You see without a living will, you give up control of your wishes to the random doctor that is assigned to you, and your grief-stricken, traumatized family. With a living will, you can let your wishes be clearly known when you have no physical voice to speak them. Believe me, this document is very, very important when you have a tube shoved in your throat and you’re left to gingerly scribble on a piece of scummy paper with a sharpie. If your impatient nurse is kind enough to provide you with one.
But I understand, especially after reading about Mandela, that a living will is a lot of work. Even though it can be written in any way you like – a letter to your loved ones, a blog post, a quirky comic strip, as long as it’s signed by a witness and a legal professional – the task is quite daunting. For those not yet up to the living will task, an easier, quicker, and perhaps, even more vital option, is a health care proxy.
A health care proxy is another legal form that is kind of like an abbreviated living will. It states and determines your legal decision maker if you can’t make decisions for yourself, and can even give a snapshot of your detailed wishes. It’s like a fancy, medical emergency contact.
A bunch of med students got together and started a pretty cool website called Do Your Proxy, where you can literally create a health care proxy in two minutes. I timed myself. The site will generate a form for you that lists your decision maker(s) and any other specifics you might want to add. They even provide information on state-specific technicalities and forms.

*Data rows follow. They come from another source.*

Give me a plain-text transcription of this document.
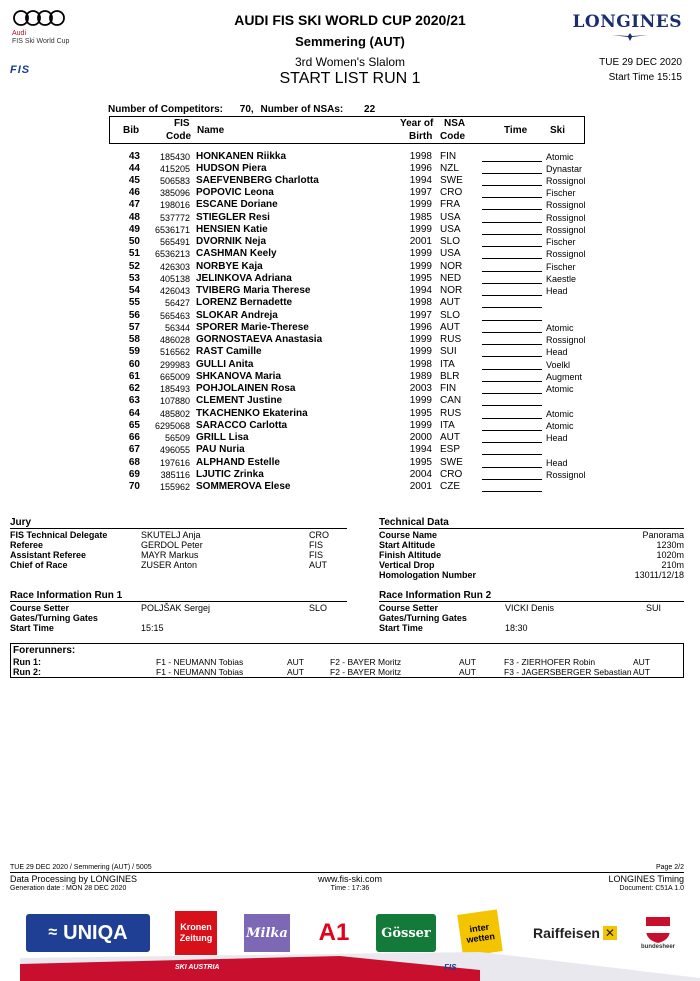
Audi
FIS Ski World Cup
FIS
AUDI FIS SKI WORLD CUP 2020/21
Semmering (AUT)
3rd Women's Slalom
START LIST RUN 1
LONGINES
TUE 29 DEC 2020
Start Time 15:15
Number of Competitors: 70, Number of NSAs: 22
Bib
FIS
Code
Name
Year of
Birth
NSA
Code
Time Ski
43	185430 HONKANEN Riikka	1998 FIN	Atomic
44	415205 HUDSON Piera	1996 NZL	Dynastar
45	506583 SAEFVENBERG Charlotta	1994 SWE	Rossignol
46	385096 POPOVIC Leona	1997 CRO	Fischer
47	198016 ESCANE Doriane	1999 FRA	Rossignol
48	537772 STIEGLER Resi	1985 USA	Rossignol
49	6536171 HENSIEN Katie	1999 USA	Rossignol
50	565491 DVORNIK Neja	2001 SLO	Fischer
51	6536213 CASHMAN Keely	1999 USA	Rossignol
52	426303 NORBYE Kaja	1999 NOR	Fischer
53	405138 JELINKOVA Adriana	1995 NED	Kaestle
54	426043 TVIBERG Maria Therese	1994 NOR	Head
55	56427 LORENZ Bernadette	1998 AUT
56	565463 SLOKAR Andreja	1997 SLO
57	56344 SPORER Marie-Therese	1996 AUT	Atomic
58	486028 GORNOSTAEVA Anastasia	1999 RUS	Rossignol
59	516562 RAST Camille	1999 SUI	Head
60	299983 GULLI Anita	1998 ITA	Voelkl
61	665009 SHKANOVA Maria	1989 BLR	Augment
62	185493 POHJOLAINEN Rosa	2003 FIN	Atomic
63	107880 CLEMENT Justine	1999 CAN
64	485802 TKACHENKO Ekaterina	1995 RUS	Atomic
65	6295068 SARACCO Carlotta	1999 ITA	Atomic
66	56509 GRILL Lisa	2000 AUT	Head
67	496055 PAU Nuria	1994 ESP
68	197616 ALPHAND Estelle	1995 SWE	Head
69	385116 LJUTIC Zrinka	2004 CRO	Rossignol
70	155962 SOMMEROVA Elese	2001 CZE
Jury
FIS Technical Delegate	SKUTELJ Anja	CRO
Referee	GERDOL Peter	FIS
Assistant Referee	MAYR Markus	FIS
Chief of Race	ZUSER Anton	AUT
Technical Data
Course Name	Panorama
Start Altitude	1230m
Finish Altitude	1020m
Vertical Drop	210m
Homologation Number	13011/12/18
Race Information Run 1
Course Setter	POLJŠAK Sergej	SLO
Gates/Turning Gates
Start Time	15:15
Race Information Run 2
Course Setter	VICKI Denis	SUI
Gates/Turning Gates
Start Time	18:30
Forerunners:
Run 1:	F1 - NEUMANN Tobias	AUT	F2 - BAYER Moritz	AUT	F3 - ZIERHOFER Robin	AUT
Run 2:	F1 - NEUMANN Tobias	AUT	F2 - BAYER Moritz	AUT	F3 - JAGERSBERGER Sebastian AUT
TUE 29 DEC 2020 / Semmering (AUT) / 5005	Page 2/2
Data Processing by LONGINES	www.fis-ski.com	LONGINES Timing
Generation date : MON 28 DEC 2020	Time : 17:36	Document: C51A 1.0
≈ UNIQA	Kronen
Zeitung	Milka A1	Gösser	inter
wetten	Raiffeisen ✕
bundesheer
SKI AUSTRIA	FIS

Above everything, though, no matter your age or health status, it’s just important to have talks with your family and loved ones. These talks don’t have to be morbid, just organizational conversations about what you want to happen, who you want to be in charge of you, and who you want to see you, if you ever lack the voice to choose.

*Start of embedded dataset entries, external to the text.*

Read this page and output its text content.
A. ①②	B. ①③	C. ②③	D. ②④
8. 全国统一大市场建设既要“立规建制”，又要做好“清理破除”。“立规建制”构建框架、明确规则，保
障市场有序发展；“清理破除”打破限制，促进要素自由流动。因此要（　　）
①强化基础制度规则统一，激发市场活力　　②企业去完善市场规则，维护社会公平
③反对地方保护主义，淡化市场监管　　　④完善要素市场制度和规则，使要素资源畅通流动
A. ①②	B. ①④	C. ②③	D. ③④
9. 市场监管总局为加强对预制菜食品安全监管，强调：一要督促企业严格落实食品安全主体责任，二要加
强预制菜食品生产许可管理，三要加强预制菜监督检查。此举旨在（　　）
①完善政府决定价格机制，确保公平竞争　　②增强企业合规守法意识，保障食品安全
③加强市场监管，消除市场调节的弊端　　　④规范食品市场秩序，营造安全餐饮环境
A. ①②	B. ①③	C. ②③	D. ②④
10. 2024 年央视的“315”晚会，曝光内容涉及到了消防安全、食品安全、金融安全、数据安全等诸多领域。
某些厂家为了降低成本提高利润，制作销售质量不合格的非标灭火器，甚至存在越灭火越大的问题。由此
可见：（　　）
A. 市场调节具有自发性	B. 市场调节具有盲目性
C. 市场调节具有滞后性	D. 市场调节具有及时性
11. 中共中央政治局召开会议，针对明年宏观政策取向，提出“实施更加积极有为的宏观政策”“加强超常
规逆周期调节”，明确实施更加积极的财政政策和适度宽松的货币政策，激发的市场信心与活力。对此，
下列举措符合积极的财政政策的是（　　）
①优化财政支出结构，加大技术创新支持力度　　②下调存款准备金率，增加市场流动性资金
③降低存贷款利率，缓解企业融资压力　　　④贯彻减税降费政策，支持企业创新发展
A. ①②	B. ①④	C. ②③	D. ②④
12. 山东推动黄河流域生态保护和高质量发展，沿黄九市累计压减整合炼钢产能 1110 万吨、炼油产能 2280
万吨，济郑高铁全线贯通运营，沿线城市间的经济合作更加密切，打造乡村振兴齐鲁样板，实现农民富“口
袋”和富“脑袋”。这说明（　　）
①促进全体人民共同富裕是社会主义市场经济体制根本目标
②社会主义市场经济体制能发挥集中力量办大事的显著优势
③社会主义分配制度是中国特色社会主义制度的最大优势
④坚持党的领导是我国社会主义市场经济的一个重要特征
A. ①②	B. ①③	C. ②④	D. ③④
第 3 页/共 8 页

The good thing about having these conversations, is that you start to delve into the heart of the fact that life is all about transparency and trust. Often, emergencies come when least expected, and through them, you see firsthand who supports, and who runs in the other direction.
The Conversation Project, which not only supplies a free starter kit for beginning the conversations about planning, but dedicates an entire part of their website to sharing the stories surrounding these conversations, can help get the ball rolling. Many, many organizations exist, so find the one that you like the best.
Having these conversations reminds us that death and illness are the natural, commonly occurring stuff of humanity. Why see them as blights on our timeline? Illness can bring closeness and healing to relationships once deemed lost or weak, and death, while final, can be comfortable, peaceful and natural. These decisions and documents should be creative, funny, supportive gifts to the people we love – no matter our age. Because, think about the title living will – it is exactly that – a will of your life.
I may organize my closet soon, and stick a pretty light inside of it. I love my coats, and they deserve some beauty and respect, and so does my vacuum. So does illness, and so does death. Because, like my tiny space, they too are part of my life, and all life is worth living in an efficient, creative and valued way. As Mandela so aptly, and perhaps fortuitously said, “One cannot be prepared for something while secretly believing it will not happen.”
How’s your life closet looking these days?